About 14,000 state employees work some type of alternate schedule.
Governor Timothy M. Kaine today announced a telework initiative for gubernatorial appointees, which includes about 120 employees in the Cabinet and Governor's Office. Kaine also announced an improved state telework policy -- published late last week -- directing all state agencies to consider ways to improve and expand agency telework and alternate work schedule programs.
"Rising fuel prices, the escalating cost of commuting to work, worsening traffic congestion and reduced air quality compel a change in the business culture of state agencies," Kaine said. "Telework reduces energy consumption, both in the amount of gasoline used for daily commuting and in office building energy costs. This policy provides a timely opportunity to create a culture of conservation within the state workforce, which can serve as an example for Virginia businesses in the private sector."

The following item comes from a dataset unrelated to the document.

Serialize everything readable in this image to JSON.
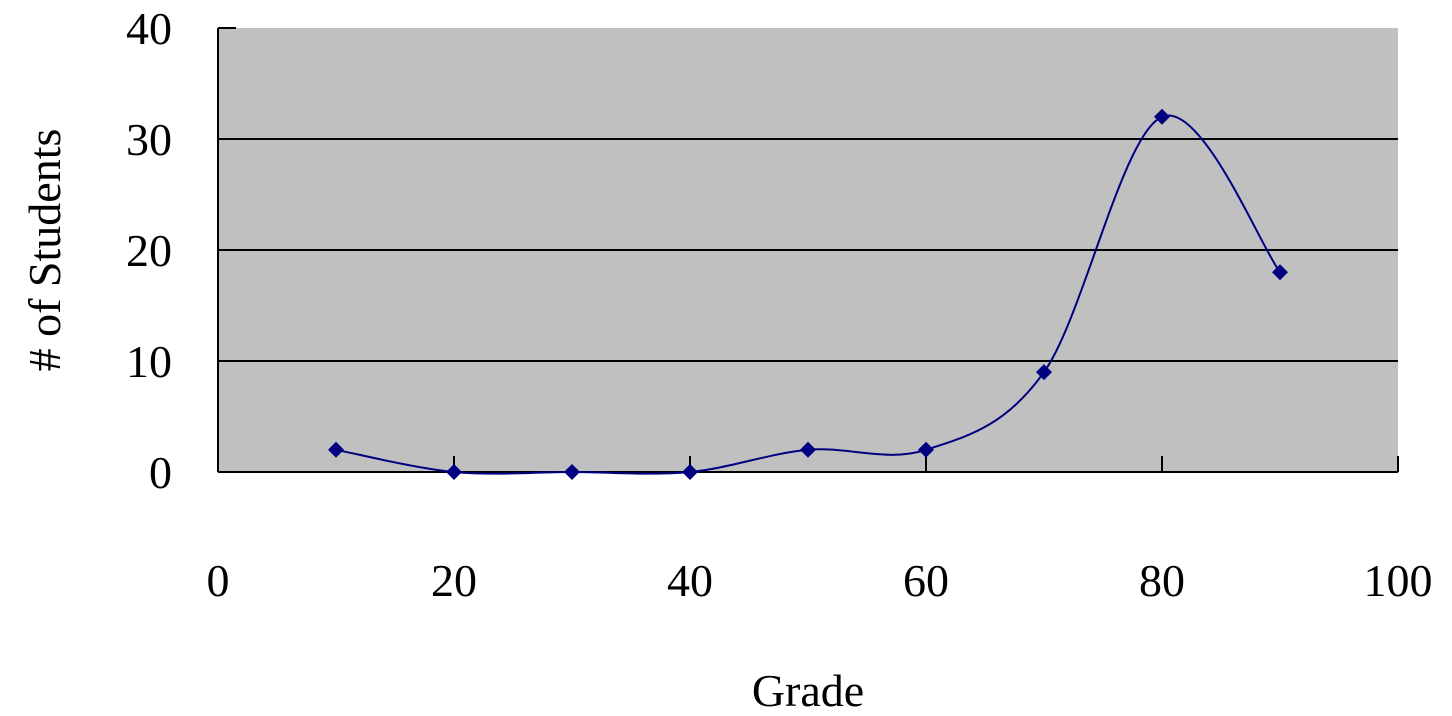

More than four dozen employees of the Cabinet and Governor's Office have already started teleworking or utilizing alternative schedules for part of their work week. State telework programs require employees to sign an agreement with their supervisor that details the terms and conditions of an employee's work away from the central workplace.
Telework promotes general work efficiencies by permitting employees to work at alternate work locations for all or part of their work week. The American Electronics Association reported that a number of companies have also reported productivity gains. IBM reported a 10 to 20 percent increase among teleworkers. AT&T and Cisco Systems saw similar results. Teleworkers at American Express handled 26 percent more calls and produced 43 percent more business than office-based workers. Survey results attribute the gains to fewer distractions, time gained through reduced commutes, and a healthier life-work balance.
Telework also helps improve air quality, reduce traffic congestion, and reduce energy consumption, both in the amount of gasoline used for daily commuting and in office building energy costs.
For example, the Department of Taxation, which has 591 teleworking employees, estimates that more than 45,000 gallons of fuel are saved annually through its telework program. Nearly 23,000 state employees are eligible to telework based on the nature of their work. Approximately 5,000 state employees are already engaged in telework. Nearly 24,000 state employees are eligible to work an alternate schedule, including a 10-hour day, four-day work week. About 14,000 state employees work some type of alternate schedule.
Governor Kaine is also asking state agencies to work with their employees to encourage use of alternate transportation. A recent survey indicated 16,218 of Virginia's approximately 95,000 state employees use some form of alternate transportation - public transportation, van pools, car pools, even bicycles - to commute to work.
In September, 2006, Governor Kaine signed Executive Order 35, establishing the Office of Telework Promotion and Broadband Assistance reporting to the Secretary of Technology. The Governor called for 20 percent of eligible Virginia state workers to telework by 2010. By July, 2008, more than 22 percent of the eligible workforce participated in telework, exceeding the Governor's goal.
Through the initiative announced today, the Governor aims to increase the percentage of the eligible workforce teleworking even futher. To support agency implementation, the Office of Telework released a "Telework Roadmap" in February, 2008, as a comprehensive resource for both employees and managers. A copy is available at www.otpba.vi.virginia.gov.
The General Assembly this year codified the Office of Telework Promotion and Broadband Assistance in the office of the Secretary of Technology. The office is to encourage telework as a family-friendly, business-friendly public policy that promotes workplace efficiency and reduces strain on transportation infrastructure.